Stink bugs (Podisus maculiventris) have been found to be able to control the color of their eggs depending on how much sun the eggs may be exposed to. The pigment that allows the bugs to change egg color has never been seen before. Paul Abram, a doctoral student at the University of Montreal, made the discovery almost accidentally and reported it in the edition of the journal Current Biology.
Abram noticed that female stink bugs laid darker eggs in the black squares of a crossword puzzle that lined the bottom of the bug’s cage. The bugs also laid lighter colored eggs in the white squares of the puzzle. Abram refined his observations by placing stink bugs in Petri dishes colored black and white. The bugs laid black eggs in the black dishes and white eggs in the white dishes.
The stink bugs react to the amount of light in the environment and to the color of light reflected off of surfaces in the bug’s environment. Stink bugs lay dark colored eggs on the top of leaves that receive more light. The bugs lay lighter colored eggs on the bottom of leaves where there is less light. The pigment in the eggs acts as an ultraviolet light filter. Fujita Health University School of Health Sciences in Japan performed a chemical analysis of the different colored eggs and found a new pigment that was responsible for the different colors.

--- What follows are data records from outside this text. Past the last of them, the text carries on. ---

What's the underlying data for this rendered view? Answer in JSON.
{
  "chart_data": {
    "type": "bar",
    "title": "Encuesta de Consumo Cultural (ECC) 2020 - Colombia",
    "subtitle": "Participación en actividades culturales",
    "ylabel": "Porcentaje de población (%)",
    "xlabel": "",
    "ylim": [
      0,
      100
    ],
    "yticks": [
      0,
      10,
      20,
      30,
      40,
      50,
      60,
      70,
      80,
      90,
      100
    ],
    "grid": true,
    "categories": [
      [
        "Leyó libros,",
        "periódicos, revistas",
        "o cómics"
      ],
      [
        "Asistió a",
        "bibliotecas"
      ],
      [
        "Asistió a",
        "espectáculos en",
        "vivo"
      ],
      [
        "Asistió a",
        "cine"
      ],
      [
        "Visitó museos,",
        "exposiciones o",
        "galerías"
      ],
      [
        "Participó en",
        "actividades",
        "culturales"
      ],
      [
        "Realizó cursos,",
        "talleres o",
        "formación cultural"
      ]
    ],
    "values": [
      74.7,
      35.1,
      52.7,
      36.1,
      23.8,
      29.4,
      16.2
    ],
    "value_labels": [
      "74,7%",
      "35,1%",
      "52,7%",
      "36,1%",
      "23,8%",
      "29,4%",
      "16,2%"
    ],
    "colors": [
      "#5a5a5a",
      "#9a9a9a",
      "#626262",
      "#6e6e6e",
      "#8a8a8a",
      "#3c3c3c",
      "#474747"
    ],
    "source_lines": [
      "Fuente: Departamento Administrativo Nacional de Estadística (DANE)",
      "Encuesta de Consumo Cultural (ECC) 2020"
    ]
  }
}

This is the first animal ever found that alters the color of its eggs in response to changes in the light in the animal’s environment. The behavior protects the animal’s eggs. The researchers think that the new pigment that has yet to be named may be an example of covergent evolution that accompanied the adaptation of melanin to protect animals from light. The new pigment absorbs different wavelengths of light and transforms the light into chemical vibrations that prevent the light from harming the eggs.